Journalismus als Leidenschaft

Sie ist die Grande Dame des deutschen Journalismus - Ihre Erinnerungen sind spannende Zeitgeschichte der Bonner Republik. In eine großbürgerliche Familie hineingeboren, ist Wibke erst knapp sechs Jahre alt, als ihr Vater 1944 als Mitwisser des 20. Juli hingerichtet wird.
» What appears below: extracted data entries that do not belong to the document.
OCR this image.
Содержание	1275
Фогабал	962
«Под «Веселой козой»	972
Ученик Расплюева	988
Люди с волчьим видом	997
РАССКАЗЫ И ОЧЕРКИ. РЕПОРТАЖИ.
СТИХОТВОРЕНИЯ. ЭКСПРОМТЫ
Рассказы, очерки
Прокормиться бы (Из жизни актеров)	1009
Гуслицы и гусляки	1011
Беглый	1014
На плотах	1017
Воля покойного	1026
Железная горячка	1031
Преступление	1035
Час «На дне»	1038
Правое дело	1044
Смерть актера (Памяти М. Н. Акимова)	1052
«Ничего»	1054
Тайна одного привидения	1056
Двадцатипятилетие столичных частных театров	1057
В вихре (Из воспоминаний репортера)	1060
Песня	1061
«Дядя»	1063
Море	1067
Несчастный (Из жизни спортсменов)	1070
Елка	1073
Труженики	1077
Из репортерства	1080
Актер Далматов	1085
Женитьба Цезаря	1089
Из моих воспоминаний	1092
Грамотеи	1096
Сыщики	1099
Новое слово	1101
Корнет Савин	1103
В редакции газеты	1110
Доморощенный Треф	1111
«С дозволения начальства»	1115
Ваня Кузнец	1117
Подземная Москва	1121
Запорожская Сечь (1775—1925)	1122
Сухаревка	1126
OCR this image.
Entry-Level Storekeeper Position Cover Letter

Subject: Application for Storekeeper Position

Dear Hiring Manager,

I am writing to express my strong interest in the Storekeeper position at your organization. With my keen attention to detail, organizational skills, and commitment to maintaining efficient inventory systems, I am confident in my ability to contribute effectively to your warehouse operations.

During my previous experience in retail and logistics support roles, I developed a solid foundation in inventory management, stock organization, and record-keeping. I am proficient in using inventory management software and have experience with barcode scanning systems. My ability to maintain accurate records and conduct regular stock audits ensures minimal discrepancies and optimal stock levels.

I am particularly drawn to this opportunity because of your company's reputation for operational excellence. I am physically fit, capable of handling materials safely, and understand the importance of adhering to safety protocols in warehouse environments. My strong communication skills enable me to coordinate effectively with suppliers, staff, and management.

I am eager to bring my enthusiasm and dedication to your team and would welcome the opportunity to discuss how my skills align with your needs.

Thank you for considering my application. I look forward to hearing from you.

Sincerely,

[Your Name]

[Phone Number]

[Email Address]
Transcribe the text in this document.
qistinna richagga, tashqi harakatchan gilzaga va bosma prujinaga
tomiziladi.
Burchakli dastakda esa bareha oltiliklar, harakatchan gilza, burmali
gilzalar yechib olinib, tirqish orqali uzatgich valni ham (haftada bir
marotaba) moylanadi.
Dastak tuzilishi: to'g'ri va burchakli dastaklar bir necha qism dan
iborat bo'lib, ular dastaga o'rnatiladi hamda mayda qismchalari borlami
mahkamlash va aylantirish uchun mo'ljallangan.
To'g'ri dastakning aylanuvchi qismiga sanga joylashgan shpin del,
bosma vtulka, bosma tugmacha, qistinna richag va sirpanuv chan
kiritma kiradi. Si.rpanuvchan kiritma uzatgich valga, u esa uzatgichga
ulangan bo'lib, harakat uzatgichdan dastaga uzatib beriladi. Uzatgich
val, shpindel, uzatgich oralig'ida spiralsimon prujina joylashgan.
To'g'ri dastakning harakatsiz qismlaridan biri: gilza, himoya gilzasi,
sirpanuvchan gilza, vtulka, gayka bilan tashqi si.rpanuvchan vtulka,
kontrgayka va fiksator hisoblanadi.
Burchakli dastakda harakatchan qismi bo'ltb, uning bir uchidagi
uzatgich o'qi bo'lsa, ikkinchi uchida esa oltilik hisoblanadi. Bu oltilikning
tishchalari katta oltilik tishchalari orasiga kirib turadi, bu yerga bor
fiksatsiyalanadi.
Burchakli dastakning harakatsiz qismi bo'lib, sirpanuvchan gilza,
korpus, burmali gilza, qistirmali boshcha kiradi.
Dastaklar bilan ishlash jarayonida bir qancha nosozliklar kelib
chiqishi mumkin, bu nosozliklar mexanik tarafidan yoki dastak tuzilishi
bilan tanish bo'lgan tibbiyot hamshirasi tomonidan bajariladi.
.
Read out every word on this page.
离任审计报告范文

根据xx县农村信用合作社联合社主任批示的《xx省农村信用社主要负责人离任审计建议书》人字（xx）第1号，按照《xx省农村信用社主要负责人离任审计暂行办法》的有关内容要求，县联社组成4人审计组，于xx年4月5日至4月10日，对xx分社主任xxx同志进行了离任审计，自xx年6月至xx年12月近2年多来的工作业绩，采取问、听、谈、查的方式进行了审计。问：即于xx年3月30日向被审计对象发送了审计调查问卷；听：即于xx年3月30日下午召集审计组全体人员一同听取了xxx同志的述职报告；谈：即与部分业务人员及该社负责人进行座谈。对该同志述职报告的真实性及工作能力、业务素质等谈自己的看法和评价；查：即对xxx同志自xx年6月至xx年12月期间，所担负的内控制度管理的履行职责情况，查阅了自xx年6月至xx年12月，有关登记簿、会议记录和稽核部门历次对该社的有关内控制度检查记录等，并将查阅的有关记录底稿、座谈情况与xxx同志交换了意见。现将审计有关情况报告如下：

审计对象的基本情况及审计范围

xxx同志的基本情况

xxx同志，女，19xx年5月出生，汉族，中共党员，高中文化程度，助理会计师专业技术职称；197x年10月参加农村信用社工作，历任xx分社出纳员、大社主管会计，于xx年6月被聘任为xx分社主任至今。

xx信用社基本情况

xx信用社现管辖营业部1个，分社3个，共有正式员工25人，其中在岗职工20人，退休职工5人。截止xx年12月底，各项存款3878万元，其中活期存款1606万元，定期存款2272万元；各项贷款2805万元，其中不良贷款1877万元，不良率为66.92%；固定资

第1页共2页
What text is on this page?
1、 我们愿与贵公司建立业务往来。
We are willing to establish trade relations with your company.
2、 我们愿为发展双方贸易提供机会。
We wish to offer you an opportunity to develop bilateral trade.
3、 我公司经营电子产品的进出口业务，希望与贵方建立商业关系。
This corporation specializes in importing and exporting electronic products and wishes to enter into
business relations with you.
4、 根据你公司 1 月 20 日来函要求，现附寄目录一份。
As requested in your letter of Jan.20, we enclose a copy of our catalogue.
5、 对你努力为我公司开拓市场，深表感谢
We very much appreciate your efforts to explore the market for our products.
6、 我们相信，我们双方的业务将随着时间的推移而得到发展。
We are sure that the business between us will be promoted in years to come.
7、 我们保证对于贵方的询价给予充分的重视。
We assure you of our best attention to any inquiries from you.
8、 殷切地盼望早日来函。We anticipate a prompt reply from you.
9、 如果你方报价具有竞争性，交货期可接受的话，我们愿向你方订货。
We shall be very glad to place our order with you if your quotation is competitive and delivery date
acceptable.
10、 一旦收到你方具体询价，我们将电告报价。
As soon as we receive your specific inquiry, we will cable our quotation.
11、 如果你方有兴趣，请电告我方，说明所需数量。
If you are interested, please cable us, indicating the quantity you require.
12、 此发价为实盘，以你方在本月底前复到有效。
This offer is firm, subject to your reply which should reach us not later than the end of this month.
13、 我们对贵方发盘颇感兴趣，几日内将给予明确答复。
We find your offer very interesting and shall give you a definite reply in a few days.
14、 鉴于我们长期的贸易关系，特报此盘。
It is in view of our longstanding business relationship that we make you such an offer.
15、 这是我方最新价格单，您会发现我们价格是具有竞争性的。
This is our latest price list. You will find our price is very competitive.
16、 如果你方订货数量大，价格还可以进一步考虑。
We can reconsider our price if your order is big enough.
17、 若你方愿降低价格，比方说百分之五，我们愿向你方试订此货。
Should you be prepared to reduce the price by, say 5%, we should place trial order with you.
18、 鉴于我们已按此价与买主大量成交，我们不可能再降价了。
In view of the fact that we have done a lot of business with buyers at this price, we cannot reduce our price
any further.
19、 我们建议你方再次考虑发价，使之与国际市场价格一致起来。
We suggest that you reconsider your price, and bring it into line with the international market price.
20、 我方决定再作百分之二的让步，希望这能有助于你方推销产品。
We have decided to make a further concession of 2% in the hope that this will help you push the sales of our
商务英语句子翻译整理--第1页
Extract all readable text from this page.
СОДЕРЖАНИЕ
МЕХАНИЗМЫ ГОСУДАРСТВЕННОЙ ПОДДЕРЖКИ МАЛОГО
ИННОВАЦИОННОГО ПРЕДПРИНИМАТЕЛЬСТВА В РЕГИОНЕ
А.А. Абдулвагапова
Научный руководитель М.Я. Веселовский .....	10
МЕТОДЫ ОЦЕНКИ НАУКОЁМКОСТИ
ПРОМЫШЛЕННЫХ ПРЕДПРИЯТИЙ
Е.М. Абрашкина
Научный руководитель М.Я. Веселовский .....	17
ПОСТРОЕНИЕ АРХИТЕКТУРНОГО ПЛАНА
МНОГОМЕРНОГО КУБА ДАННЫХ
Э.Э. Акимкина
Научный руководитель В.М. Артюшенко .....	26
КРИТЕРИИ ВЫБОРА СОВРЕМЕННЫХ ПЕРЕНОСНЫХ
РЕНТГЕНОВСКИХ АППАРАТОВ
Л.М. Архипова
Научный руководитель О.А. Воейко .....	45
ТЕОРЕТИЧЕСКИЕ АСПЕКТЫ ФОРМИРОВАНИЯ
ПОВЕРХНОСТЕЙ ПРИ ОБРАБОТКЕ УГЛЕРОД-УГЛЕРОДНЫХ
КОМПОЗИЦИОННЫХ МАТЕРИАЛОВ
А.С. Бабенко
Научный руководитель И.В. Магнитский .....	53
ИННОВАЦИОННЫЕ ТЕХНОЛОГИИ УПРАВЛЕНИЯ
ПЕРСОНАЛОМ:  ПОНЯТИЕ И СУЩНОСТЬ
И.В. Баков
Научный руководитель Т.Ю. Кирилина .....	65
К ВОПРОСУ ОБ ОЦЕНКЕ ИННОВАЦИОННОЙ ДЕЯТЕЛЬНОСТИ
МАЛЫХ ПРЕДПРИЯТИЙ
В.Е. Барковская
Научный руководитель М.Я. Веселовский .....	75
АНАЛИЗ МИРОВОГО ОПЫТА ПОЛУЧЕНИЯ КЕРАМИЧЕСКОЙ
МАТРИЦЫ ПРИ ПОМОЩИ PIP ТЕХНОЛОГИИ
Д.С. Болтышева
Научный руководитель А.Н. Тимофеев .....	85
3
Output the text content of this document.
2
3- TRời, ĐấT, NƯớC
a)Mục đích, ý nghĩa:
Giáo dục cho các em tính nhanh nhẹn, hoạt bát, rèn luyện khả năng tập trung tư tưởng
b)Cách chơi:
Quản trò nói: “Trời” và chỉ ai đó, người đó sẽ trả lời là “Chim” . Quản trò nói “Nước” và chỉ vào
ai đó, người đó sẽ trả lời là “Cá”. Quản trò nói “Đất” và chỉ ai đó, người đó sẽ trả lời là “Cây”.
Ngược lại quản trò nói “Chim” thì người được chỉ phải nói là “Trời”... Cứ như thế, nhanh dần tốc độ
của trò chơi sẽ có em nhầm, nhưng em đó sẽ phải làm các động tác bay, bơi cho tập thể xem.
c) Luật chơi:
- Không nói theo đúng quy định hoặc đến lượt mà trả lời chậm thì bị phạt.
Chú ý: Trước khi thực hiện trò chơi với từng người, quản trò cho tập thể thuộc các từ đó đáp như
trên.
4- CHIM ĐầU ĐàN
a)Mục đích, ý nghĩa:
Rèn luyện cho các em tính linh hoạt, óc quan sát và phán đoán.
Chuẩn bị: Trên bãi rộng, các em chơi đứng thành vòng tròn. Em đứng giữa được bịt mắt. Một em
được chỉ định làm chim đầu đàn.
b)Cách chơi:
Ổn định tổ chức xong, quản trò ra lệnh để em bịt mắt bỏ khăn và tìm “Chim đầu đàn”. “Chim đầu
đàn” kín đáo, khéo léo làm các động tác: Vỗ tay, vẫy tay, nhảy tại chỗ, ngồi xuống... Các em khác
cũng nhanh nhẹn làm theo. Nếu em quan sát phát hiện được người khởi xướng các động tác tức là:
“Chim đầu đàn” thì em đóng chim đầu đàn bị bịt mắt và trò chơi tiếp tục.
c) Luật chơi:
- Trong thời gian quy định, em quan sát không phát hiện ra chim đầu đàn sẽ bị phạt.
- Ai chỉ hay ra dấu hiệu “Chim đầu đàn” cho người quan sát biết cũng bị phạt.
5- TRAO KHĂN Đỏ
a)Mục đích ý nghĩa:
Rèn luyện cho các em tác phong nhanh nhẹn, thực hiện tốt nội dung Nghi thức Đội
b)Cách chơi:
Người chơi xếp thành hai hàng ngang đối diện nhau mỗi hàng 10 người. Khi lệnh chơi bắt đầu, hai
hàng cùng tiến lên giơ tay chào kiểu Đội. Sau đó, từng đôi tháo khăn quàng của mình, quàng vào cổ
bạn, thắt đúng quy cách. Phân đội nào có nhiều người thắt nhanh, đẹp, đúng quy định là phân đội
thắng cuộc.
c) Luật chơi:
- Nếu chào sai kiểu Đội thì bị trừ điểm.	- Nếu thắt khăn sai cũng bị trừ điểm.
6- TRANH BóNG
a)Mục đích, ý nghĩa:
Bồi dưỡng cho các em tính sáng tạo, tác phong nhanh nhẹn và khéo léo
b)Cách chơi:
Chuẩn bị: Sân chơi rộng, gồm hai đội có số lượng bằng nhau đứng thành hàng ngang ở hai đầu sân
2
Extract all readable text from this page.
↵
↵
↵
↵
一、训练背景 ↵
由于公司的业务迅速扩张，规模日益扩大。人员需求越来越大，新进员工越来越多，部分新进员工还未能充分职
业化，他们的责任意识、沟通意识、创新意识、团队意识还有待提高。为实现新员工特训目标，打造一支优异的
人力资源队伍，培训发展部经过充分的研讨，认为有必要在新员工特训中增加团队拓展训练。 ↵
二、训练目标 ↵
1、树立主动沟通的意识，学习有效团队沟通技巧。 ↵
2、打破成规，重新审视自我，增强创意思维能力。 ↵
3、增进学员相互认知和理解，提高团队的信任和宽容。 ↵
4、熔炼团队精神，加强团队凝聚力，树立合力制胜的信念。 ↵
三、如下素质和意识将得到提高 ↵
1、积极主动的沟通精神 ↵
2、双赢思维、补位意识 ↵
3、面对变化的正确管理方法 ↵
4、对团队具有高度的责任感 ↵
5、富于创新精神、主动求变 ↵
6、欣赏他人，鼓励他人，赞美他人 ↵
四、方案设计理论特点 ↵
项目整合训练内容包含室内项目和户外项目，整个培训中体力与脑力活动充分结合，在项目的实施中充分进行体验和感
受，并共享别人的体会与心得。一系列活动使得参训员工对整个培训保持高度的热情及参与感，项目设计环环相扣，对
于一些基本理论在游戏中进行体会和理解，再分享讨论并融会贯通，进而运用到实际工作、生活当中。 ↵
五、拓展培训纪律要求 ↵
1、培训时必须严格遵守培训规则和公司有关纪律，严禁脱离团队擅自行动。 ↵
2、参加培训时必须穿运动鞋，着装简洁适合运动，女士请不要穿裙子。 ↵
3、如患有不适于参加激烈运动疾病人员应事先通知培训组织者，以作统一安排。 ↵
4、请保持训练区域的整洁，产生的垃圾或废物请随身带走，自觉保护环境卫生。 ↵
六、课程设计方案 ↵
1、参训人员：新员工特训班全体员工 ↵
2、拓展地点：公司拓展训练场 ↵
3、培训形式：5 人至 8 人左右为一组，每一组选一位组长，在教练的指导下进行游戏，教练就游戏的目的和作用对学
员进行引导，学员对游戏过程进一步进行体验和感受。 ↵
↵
Die Mutter bleibt verarmt mit fünf Kindern zurück.

Wibke Bruhns
Wibke Bruhns Quelle: ZDF

Bruhns' Leben verläuft nach dem Motto "Entweder du gehst daran kaputt, oder du wirst stärker." Sie bricht das Studium ab, schmeißt ein Volontariat bei der BILD-Zeitung und schreibt 1971 Fernsehgeschichte: bei ZDF-"heute" als Deutschlands erste Nachrichtensprecherin.

Wibke Bruhns wird im Mai 1971 von ZDF-Chefredakteur Wolf Dietrich als Nachrichtensprecherin begrüßt.
Wibke Bruhns, 1971

Für fast alle Sender gearbeitet

Mittlerweile undenkbar: In dieser Funktion macht sie gleichzeitig Wahlkampf für Willy Brandt. Seine Kanzlerschaft begleitet sie hautnah - bis heute wird ihr ein Verhältnis mit dem Charismatiker angedichtet. Für den "Stern" geht sie nach Israel und Washington, erlebt den Skandal um die gefälschten Hitler-Tagebücher - kaum ein Sender, für den sie nicht gearbeitet hat. 2004 veröffentlicht sie ein vielbeachtetes Buch über ihren Vater: "Meines Vaters Land".

Jetzt erzählt sie von ihrer "Nachrichtenzeit": ein "unverbiegbarer" Charakter mit klarem Blick, Understatement und Humor.